Once he repairs them -- a two-week process -- he puts them up for sale on eBay or at his website, ChooChooArcades.com. Last year, he sold about 300 machines out of his total stash of 5,000, good for roughly $700,000 in sales, he said. He's also starting to sell more machines internationally.

"We just shipped our first game to Moscow," he said. "They're so hungry for these games that they'll spend $1,000 just on shipping."

The only challenge he sees on his horizon, aside from the lengthy task of refurbishing the machines, is finding the perfect place to store them.

"They're large, there's no way around that," he said, surveying his 80,000-square-foot storage space in the Peerless Mill in Rossville, Ga.
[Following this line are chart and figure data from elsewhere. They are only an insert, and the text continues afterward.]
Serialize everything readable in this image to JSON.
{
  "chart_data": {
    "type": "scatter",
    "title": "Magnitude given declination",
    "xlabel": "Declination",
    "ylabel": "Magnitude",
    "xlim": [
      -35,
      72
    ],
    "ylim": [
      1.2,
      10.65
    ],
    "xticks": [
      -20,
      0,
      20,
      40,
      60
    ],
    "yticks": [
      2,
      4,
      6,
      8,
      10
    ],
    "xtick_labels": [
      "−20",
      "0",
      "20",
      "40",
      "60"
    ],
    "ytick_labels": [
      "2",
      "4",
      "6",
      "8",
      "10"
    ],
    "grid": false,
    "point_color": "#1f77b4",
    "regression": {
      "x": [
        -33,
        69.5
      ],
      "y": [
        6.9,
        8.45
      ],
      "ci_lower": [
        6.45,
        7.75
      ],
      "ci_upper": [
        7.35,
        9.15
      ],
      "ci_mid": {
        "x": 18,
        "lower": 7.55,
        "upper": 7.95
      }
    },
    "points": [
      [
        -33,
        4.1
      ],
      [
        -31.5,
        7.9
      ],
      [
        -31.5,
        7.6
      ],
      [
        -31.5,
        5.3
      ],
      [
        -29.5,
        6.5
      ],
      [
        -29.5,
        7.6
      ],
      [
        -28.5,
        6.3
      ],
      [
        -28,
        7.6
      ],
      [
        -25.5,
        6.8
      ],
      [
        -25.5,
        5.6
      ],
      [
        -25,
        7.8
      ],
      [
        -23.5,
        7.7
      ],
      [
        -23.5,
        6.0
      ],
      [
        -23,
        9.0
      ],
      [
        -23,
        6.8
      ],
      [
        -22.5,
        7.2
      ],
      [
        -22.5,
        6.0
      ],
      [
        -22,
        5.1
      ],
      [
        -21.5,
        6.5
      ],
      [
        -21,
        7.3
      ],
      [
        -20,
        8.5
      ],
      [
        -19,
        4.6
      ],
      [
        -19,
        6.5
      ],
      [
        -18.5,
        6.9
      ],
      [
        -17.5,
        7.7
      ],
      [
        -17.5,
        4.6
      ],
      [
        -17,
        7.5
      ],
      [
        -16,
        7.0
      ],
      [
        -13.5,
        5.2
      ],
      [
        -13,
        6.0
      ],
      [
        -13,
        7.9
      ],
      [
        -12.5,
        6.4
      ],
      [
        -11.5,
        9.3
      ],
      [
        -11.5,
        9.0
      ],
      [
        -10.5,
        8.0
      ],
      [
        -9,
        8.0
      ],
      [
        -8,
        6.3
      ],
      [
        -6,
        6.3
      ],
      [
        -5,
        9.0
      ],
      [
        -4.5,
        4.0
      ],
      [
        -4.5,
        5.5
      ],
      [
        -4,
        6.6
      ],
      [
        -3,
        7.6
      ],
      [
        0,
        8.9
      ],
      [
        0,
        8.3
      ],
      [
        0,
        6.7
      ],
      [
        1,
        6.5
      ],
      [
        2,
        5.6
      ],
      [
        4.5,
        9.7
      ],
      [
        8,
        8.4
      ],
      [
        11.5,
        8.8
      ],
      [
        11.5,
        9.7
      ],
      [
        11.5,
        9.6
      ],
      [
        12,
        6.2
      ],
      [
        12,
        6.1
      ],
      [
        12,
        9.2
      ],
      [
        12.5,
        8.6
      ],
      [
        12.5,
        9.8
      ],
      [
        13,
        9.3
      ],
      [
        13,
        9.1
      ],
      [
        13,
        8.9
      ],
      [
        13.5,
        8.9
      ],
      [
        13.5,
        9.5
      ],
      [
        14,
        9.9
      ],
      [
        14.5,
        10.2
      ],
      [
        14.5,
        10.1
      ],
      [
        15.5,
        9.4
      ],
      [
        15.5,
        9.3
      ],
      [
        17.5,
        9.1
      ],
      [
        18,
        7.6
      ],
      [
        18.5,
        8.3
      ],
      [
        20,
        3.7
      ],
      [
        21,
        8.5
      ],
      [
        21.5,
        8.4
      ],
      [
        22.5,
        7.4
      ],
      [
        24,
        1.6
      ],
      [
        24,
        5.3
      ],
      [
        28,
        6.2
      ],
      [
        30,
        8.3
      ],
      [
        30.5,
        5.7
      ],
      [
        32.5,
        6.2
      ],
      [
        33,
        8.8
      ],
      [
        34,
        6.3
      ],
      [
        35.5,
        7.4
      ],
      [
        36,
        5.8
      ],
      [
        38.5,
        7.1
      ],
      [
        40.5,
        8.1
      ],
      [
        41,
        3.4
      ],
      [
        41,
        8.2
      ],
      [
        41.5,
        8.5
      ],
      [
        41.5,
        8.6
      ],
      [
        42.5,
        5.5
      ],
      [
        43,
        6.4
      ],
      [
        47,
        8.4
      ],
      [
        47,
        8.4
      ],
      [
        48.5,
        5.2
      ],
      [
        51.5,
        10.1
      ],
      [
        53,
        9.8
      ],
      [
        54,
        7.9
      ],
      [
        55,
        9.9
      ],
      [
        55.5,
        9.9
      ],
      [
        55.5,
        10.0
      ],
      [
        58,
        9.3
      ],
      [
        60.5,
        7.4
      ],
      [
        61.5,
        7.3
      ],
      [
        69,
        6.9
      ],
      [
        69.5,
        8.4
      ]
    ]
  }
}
The Peerless Mill, where he's kept the bulk of his games since founding the company in 2005, is a leaky mess. He's been forced to shuffle his machines from floor to floor to avoid losing thousands of dollars in potential sales. Once water gets into the machines, it's all over.

Ironically, the storage conundrum is often how he discovers new games. Pinball and arcade collectors tend to be hoarders, filling giant warehouses with everything from rare cars to possum-infested Mortal Kombat machines. When collectors die or go into debt and their children discover their warehouses, Levin will send a tractor trailer truck to buy everything he can.

While he makes plenty of money refurbishing old machines with new lights, hardware and software, there's something about physically collecting the games that Levin, a father of 11 children, finds addictive.

"I have a disorder," Levin said. "It's a compulsion."

He knows how to get 25 free lives in Donkey Kong, a game designed to be unbeatable. He can perform a trick in Asteroids that allows him to quickly destroy everything on the screen. He's able to explain the history of nearly every cabinet he owns.

"The arcade cabinet was the Facebook of the 80s and 90s," he said. "People used to play pinball without the flippers, and they'd just dance."

His greatest triumph, a restored pinball game autographed by the band Kiss that he sold for $20,000, is also one of his greatest regrets. He wishes he hadn't sold it. He sees his warehouses as time capsules, and himself as sort of a modern-day archeologist.

"Pinball goes back to the 18th century," Levin said. "I'm not really selling these as games, I'm selling nostalgia."